Jesus and Influential Leadership
What are you accomplishing through your leadership role? Finishing a project, meeting a goal for the quarter, bettering your income and position, building a successful organization, hiring the right people? These are all activities that leaders engage in, but they’re not the objective of leadership. If your leadership can be quantified by a number, a date, an organizational charter, or a personal status, you’re wasting your greatest leadership opportunity. Most leaders, in fact, fail to understand and engage in the true objective of leadership.
The leadership model. A Christ-centered person will acknowledge that Jesus was a tremendous leader, in the sense of how we understand leadership. Yet His time on earth wasn’t focused on goals, position, income or status. He didn’t necessarily teach people how to make good decisions, or avoid conflict, or connect to the right people. He got angry, He shunned the religious leaders of the time, He engaged social outcasts, and He often taught the exact opposite of contemporary culture. What He did do was invest the bulk of His teaching ministry in about a dozen men. After Jesus’ resurrection, His followers had scattered. He didn’t leave an army of trained and passionate salespeople to go out and convert people to the Christian faith. What remained were twelve guys that He had poured His life into. Jesus’ model of leadership was to model leadership.
Nearly all of Jesus’ teaching was to His disciples. Jesus gave lessons in public, like the Sermon on the Mount (Matthew 5-7), had debates, spoke out critically to leading figures, and had occasional conversations with strangers. But he also taught using cryptic proverbs. After teaching, Jesus would often go back privately and explain to His disciples exactly what a story meant. Jesus was called “teacher” 45 times in the New Testament. Remember, the accounts we have of Jesus’ life is through the writings of His disciples, who gave us the four Gospels. The accounts of Jesus we know are because His disciples wrote it all down.
Imagine the teaching Jesus gave to His disciples that we don’t read about in the Bible. They traveled and ministered together, day and night, for three years. Life in Jesus’ time was slow, and there was plenty of time for relationship-building. We don’t know of all the meals they had together, the conversations as the walked from town to town, or what Jesus said when they fished, and started campfires, and woke up in the mornings. But we know these instances certainly existed, and the disciples saw how Jesus behaved in the little moments and heard what He said to them privately and personally. Through the New Testament, we get a glimpse of Jesus’ life with His disciples.
Jesus’ people objective. Christ came to do the will of the Father, and that meant dying on the cross and then rising again to conquer both sin and death. That’s the big “P” Purpose of Jesus. With His disciples, the objective was more than just having men around Him to be able to tell the story. Lightning bolts from heaven could have come down and inscribed Jesus’ teachings in stone tablets—after all, God had done that before. Why three years pouring into a dozen men? Jesus came to save and redeem people, His church would be made up entirely of people, so it makes sense that His time would be spent teaching people how to be like Himself.

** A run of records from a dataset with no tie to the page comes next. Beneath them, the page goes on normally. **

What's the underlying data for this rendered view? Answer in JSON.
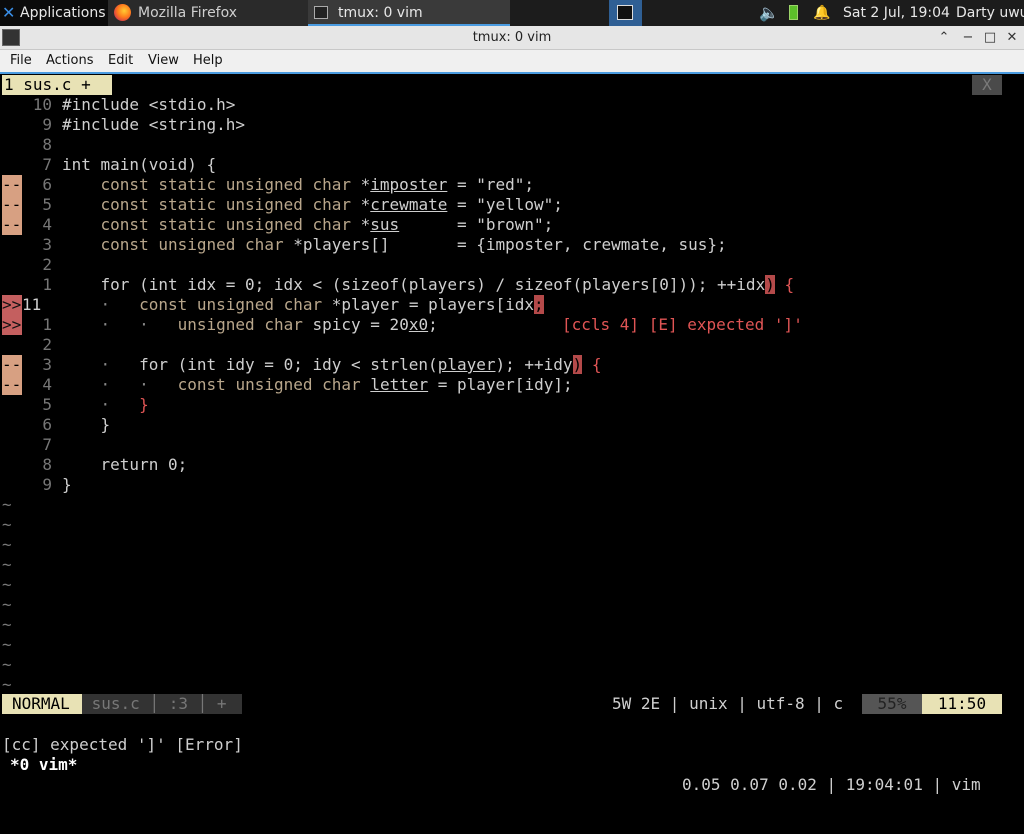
{
  "panel": {
    "applications_label": "Applications",
    "tasks": [
      {
        "label": "Mozilla Firefox"
      },
      {
        "label": "tmux: 0 vim"
      }
    ],
    "clock": "Sat  2 Jul, 19:04",
    "user": "Darty uwu"
  },
  "window": {
    "title": "tmux: 0 vim",
    "btn_min": "⌃",
    "btn_restore": "−",
    "btn_max": "□",
    "btn_close": "✕"
  },
  "menubar": {
    "file": "File",
    "actions": "Actions",
    "edit": "Edit",
    "view": "View",
    "help": "Help"
  },
  "vim": {
    "tab_label": "1 sus.c +",
    "tab_close": "X",
    "lines": [
      {
        "sign": "",
        "num": "10",
        "text": "#include <stdio.h>"
      },
      {
        "sign": "",
        "num": "9",
        "text": "#include <string.h>"
      },
      {
        "sign": "",
        "num": "8",
        "text": ""
      },
      {
        "sign": "",
        "num": "7",
        "text": "int main(void) {"
      },
      {
        "sign": "--",
        "num": "6",
        "text": "    const static unsigned char *imposter = \"red\";"
      },
      {
        "sign": "--",
        "num": "5",
        "text": "    const static unsigned char *crewmate = \"yellow\";"
      },
      {
        "sign": "--",
        "num": "4",
        "text": "    const static unsigned char *sus      = \"brown\";"
      },
      {
        "sign": "",
        "num": "3",
        "text": "    const unsigned char *players[]       = {imposter, crewmate, sus};"
      },
      {
        "sign": "",
        "num": "2",
        "text": ""
      },
      {
        "sign": "",
        "num": "1",
        "text": "    for (int idx = 0; idx < (sizeof(players) / sizeof(players[0])); ++idx) {"
      },
      {
        "sign": ">>",
        "num": "11",
        "text": "    ·   const unsigned char *player = players[idx;"
      },
      {
        "sign": ">>",
        "num": "1",
        "text": "    ·   ·   unsigned char spicy = 20x0;"
      },
      {
        "sign": "",
        "num": "2",
        "text": ""
      },
      {
        "sign": "--",
        "num": "3",
        "text": "    ·   for (int idy = 0; idy < strlen(player); ++idy) {"
      },
      {
        "sign": "--",
        "num": "4",
        "text": "    ·   ·   const unsigned char letter = player[idy];"
      },
      {
        "sign": "",
        "num": "5",
        "text": "    ·   }"
      },
      {
        "sign": "",
        "num": "6",
        "text": "    }"
      },
      {
        "sign": "",
        "num": "7",
        "text": ""
      },
      {
        "sign": "",
        "num": "8",
        "text": "    return 0;"
      },
      {
        "sign": "",
        "num": "9",
        "text": "}"
      }
    ],
    "virtual_text": "[ccls 4] [E] expected ']'",
    "tilde": "~",
    "status": {
      "mode": "NORMAL",
      "file": "sus.c",
      "bufnr": ":3",
      "modified": "+",
      "info": "5W 2E | unix | utf-8 | c",
      "percent": "55%",
      "position": "11:50"
    },
    "cmdline": "[cc] expected ']' [Error]"
  },
  "tmux": {
    "window": "*0 vim*",
    "right": "0.05 0.07 0.02 | 19:04:01 | vim"
  }
}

Jesus obviously had a purpose for His disciples that went beyond being witnesses. At the close of His ministry on earth, He charged them with a mission—go make disciples (Matthew 28:19-20). A few weeks later, God empowered them with the Holy Spirit. The ongoing work of Christ on earth would be accomplished through and beginning with these men. Paul writes that Jesus disciples “put on Christ” (Galatians 3:24-27). This illustration of followers of Jesus acting and teaching like Jesus so that they look like they are wearing His clothes is a picture of the mentoring and modeling leadership Jesus applied to individuals.
Modeling and replication. Jesus’ leadership practice was to model how He wanted His disciples to treat others, to minister to them, and to share their faith. Throughout the New Testament we are taught to look at Christ as our model, and learn to think and behave as He did. Consider:
Whoever says he abides in him ought to walk in the same way in which he walked. 1 John 2:6
Be imitators of me, as I am of Christ. 1 Corinthians 11:1
Brothers, join in imitating me, and keep your eyes on those who walk according to the example you have in us. Philippians 3:17
Therefore be imitators of God, as beloved children. And walk in love, as Christ loved us and gave himself up for us, a fragrant offering and sacrifice to God. Ephesians 5:1-2
Have this mind among yourselves, which is yours in Christ Jesus… Philippians 2:5
For to this you have been called, because Christ also suffered for you, leaving you an example, so that you might follow in his steps. 1 Peter 2:21
For those whom he foreknew he also predestined to be conformed to the image of his Son, in order that he might be the firstborn among many brothers. Romans 8:29
And you became imitators of us and of the Lord, for you received the word in much affliction, with the joy of the Holy Spirit… 1 Thessalonians 1:6
The greatest leadership tool Jesus gave us was not a list of character traits, or a strategy on how to make decisions, or a lesson in people management. No, Jesus’ greatest leadership legacy is His own life, given as an example for us to emulate. As we become more like Christ in every facet of life and work, we become more personally and spiritually effective in our marriages, homes, businesses and communities.